We eventually cleared passport control, but Virginnia wanted to give her some customer feedback......full credit to her.

'Can I have your name please....'

'Why do you want my name?'

'It's for my documentation...'


Oh Deer...

'Mmmm, I think I'll try the venison goulash', I told the waitress. 'Und ein gross Berliner Pils, Danke'. Virginnia and I had entered a cold war of our own, so I decided I would enjoy a very large beer on the last day of our trip to Berlin.

'Daddy, what's venison?, inquired my daughter Larisa. We were in a little restaurant just off the River Spree in the old part of what used to be East Berlin. I had a sudden pang of guilt. Only last week I was feeding carrots to deer in the Knole with her.

'It's a special German meat', I paused. 'Dear...' While I hadn't lied - technically....I did feel bad. I chewed quickly on my venison goulash, and changed the subject.

Tuesday, June 19, 2007


Only for sheep...

I stood on the railway station platform, in the very same spot that I have stood every morning for the past year. I stepped onto the same carriage that I have stepped onto, everytime I have stepped off the same platform, from the same spot I have stood.......you get the idea.

As I sat in the second seat from the door on the shady side of the train (as I always try to), I realised that I am a creature of habit. I peered around the carriage and all the tired faces that stared back at me were familiar. Had I really been on this train so many times that I could recognise my fellow travellers?
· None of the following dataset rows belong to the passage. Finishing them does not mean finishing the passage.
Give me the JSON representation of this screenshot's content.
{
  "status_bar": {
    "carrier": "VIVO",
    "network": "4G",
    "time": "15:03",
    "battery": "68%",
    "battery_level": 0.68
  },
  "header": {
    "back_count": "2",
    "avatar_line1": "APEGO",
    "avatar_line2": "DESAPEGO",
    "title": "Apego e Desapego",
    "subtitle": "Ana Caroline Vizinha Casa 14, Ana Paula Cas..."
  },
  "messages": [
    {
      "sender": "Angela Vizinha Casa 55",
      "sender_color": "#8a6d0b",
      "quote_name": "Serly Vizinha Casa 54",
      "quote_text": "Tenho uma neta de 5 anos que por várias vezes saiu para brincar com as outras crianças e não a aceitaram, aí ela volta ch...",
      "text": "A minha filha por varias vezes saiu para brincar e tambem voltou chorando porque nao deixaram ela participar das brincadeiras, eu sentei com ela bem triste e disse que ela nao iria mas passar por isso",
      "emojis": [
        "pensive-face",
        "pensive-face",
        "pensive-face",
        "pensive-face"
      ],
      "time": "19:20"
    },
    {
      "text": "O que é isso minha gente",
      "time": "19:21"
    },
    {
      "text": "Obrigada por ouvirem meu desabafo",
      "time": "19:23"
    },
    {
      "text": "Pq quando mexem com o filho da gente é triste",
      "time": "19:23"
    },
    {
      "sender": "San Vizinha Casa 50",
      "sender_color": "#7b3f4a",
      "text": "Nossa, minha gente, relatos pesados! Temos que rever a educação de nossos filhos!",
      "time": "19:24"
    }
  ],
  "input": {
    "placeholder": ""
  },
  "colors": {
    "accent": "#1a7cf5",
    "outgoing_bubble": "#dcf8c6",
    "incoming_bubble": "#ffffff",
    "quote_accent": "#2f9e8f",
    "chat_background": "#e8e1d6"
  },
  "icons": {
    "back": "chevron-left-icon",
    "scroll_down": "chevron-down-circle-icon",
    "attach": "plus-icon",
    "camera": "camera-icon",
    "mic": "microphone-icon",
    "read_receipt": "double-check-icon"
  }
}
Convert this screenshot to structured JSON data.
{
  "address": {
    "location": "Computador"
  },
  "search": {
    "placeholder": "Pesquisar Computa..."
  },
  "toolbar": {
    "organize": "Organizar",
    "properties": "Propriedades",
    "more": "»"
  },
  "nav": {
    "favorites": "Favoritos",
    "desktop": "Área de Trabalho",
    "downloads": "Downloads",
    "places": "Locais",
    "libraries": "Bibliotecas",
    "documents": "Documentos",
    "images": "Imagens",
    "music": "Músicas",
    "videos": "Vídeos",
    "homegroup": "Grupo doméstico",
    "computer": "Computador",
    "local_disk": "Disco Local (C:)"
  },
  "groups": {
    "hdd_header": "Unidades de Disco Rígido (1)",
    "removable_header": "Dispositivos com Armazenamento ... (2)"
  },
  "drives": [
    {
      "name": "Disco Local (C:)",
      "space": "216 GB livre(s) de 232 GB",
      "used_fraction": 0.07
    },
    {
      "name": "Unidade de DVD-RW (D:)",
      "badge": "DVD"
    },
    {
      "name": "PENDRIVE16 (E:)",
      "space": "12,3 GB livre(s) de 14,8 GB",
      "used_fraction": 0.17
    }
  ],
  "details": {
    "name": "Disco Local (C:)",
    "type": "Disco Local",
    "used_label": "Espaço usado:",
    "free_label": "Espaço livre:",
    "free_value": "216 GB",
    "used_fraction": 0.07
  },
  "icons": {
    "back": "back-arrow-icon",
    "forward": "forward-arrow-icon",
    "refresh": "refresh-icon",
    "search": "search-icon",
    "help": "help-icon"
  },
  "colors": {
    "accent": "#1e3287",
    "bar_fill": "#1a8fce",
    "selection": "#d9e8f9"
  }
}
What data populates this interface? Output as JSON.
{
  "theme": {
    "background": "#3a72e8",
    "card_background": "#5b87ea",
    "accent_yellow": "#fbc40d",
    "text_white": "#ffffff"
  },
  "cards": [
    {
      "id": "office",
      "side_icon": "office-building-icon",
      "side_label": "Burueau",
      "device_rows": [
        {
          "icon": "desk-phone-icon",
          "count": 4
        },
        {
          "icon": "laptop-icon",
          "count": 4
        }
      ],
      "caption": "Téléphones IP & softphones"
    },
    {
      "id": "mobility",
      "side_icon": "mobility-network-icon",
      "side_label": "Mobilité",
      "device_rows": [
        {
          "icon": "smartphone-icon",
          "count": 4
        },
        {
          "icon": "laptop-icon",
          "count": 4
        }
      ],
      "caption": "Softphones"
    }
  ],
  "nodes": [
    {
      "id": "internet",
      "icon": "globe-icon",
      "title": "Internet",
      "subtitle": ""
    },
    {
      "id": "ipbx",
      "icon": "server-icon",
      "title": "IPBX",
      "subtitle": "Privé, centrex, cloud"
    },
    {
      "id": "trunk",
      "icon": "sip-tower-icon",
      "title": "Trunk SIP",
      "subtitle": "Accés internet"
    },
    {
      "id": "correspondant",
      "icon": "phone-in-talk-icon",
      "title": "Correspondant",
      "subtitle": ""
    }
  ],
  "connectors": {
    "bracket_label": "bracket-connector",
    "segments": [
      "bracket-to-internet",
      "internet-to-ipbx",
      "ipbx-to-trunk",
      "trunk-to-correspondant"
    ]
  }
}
We were all part of the same flock of migrating corporate sheep. I have made a mental note to join the herd in the second last carriage tomorrow morning - I may even sit on the sunny side of the train...

Sunday, June 17, 2007

Life in the fast lane (part 2)...

Sitting on the High Street, Camberwell, in a greasy spoon cafe with three irratated children and police sirens blaring in the background was probably the more pleasant part of the day. I'd spent the previous three hours in heavy traffic, in a slow grind from South Croydon to Highgate - the return journey wasn't much better.

Next year, I think we'll do something else, rather than go for a 'pleasant Father's Day countryside drive'...

Thursday, June 14, 2007

If only it were as easy to get your life together as it is to assemble an IKEA wall unit...

Thank you for choosing to purchase a life. Inside this box, you will find all the components required to lead a fulfilling existence (tools required). First check to ensure that you have all the materials:

One Hollow, Worthless, Human Carcass
A Healthy Dose of Blind Optimism
Extended Credit Facilities
General Good Health
Life Partner (optional - does not fit all models)
A Specific Purpose for Being
AA Battery

Step 1:
Grasp Hollow, Worthless, Human Carcass by the throat and force it mercilessly to its knees.

Step 2:
Throttle the carcass until it is drained of all cynicism.

Step 3:
Connect a Healthy Dose of Blind Optimism with General Good Health and insert into carcass (suppositories supplied)

Step 4:
Finally program the unit with a Purpose for Being and furnish with Extended Credit Facilities (can be replaced with a life partner)

Step 5:
Insert AA Batteries

Wednesday, June 13, 2007

Dear valued client

Further to your recent voicemail message, I am writing to inform you that we are unable to credit the invoice in dispute. Furthermore, I must regretfully decline your request to roll up and insert the document in question up my arse.

While I appreciate your frustration relating to this outstanding matter I am, due to current work commitments, unable to fu#k off. However, as a gesture of goodwill, I will re-issue your invoice, with a 15% surcharge, and place your account into collection.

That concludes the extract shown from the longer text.